Imágenes satelitales y evaluaciones de inteligencia indican que, en el punto más intenso del despliegue, se concentraron más de 100 unidades chinas entre buques de guerra, patrulleros y medios de guardia costera, distribuidos en varios “grupos de tarea” que operan desde el sur del mar Amarillo hasta aguas al este de Taiwán y el mar de Filipinas. El dispositivo incluye maniobras de ataque simulado, ejercicios de negación de acceso (A2/AD) y operaciones de “enjambre” típicas de las campañas de zona gris que Beijing mantiene en torno a Taiwán y Filipinas.
El aumento de actividad coincide con tres elementos políticos clave: declaraciones de la primera ministra japonesa sobre la posibilidad de responder militarmente a una agresión china contra Taiwán; una nueva ampliación del presupuesto de defensa taiwanés por casi 40 mil millones de dólares; y un ciclo de fricciones diplomáticas entre Beijing y Tokio tras la convocatoria del embajador japonés en noviembre. Desde la narrativa oficial, China presenta estas operaciones como “ejercicios rutinarios de invierno”, pero los volúmenes, la dispersión geográfica y el componente claramente coercitivo superan con creces los patrones de entrenamiento habituales.
El despliegue refuerza la arquitectura regional A2/AD china: misiles antibuque, sistemas de defensa aérea, capacidades antisubmarinas y un empleo sistemático de fuerzas paramilitares marítimas que difuminan la frontera entre paz y conflicto. Esto complica la planificación de EE. UU. y sus aliados (Japón, Australia, Filipinas), que deben sostener presencia multinivel para evitar que las “nuevas normalidades” impuestas por China se consoliden en hechos consumados.

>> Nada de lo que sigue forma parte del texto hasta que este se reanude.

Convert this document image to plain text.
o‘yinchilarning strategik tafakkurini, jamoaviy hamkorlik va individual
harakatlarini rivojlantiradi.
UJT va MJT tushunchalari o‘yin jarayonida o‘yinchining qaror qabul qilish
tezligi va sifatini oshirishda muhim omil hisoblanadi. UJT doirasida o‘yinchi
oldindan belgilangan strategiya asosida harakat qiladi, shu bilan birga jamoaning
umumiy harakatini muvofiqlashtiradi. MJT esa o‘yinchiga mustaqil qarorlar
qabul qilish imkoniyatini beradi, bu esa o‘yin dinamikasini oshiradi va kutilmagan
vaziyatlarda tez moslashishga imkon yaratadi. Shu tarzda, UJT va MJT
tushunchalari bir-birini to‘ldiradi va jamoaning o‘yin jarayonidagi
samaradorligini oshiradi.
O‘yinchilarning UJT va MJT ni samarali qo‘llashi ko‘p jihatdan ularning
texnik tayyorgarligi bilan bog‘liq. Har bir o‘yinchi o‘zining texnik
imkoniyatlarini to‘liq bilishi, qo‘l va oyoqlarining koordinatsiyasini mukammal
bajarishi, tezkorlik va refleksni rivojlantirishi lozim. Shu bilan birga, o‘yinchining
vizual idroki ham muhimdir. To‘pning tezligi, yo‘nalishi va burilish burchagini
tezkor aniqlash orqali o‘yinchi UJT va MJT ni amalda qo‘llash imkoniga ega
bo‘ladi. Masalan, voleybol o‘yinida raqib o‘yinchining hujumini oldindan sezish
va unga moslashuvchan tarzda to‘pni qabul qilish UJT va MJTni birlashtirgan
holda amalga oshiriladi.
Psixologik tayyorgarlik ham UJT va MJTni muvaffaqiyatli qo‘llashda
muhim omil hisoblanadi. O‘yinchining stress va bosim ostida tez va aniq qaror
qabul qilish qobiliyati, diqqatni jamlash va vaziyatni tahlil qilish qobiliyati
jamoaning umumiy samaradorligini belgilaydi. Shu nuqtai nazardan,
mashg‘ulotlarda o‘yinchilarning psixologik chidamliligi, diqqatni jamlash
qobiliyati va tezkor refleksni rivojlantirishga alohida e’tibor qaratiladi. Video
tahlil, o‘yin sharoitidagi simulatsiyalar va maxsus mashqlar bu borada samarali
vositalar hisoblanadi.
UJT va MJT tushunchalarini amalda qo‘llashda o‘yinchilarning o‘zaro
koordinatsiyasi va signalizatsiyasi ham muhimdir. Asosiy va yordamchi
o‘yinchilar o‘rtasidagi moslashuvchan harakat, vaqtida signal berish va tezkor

Implicancias para Chile y posibles escenarios
Para Chile, como actor del Pacífico Sur y economía altamente dependiente del comercio marítimo con Asia, un aumento sostenido de tensiones en el Indo-Pacífico implica riesgos de disrupción en rutas, seguros, costos logísticos y estabilidad de precios de materias primas. La estrategia chilena de proyección hacia el Pacífico Sur, reforzada en la reciente reunión de ministros de Defensa del Pacífico Sur (SPDMM) realizada en Viña del Mar y Valparaíso, cobra relevancia en este contexto: la propuesta chilena de ejercicios bienales centrados en seguridad marítima y ayuda humanitaria apunta precisamente a ofrecer un marco cooperativo en un entorno crecientemente militarizado.
En el corto plazo, el escenario más probable es la consolidación de una “presión constante” china sobre Taiwán y los aliados de EE. UU., con riesgo de incidentes o choques limitados en torno a islas disputadas. Para Chile, el desafío será seguir elevando su perfil como socio confiable en el Pacífico Sur, fortalecer sus capacidades de vigilancia y rescate en aguas australes y, en paralelo, mantener una diplomacia de defensa que combine prudencia política con una clara defensa de la libertad de navegación.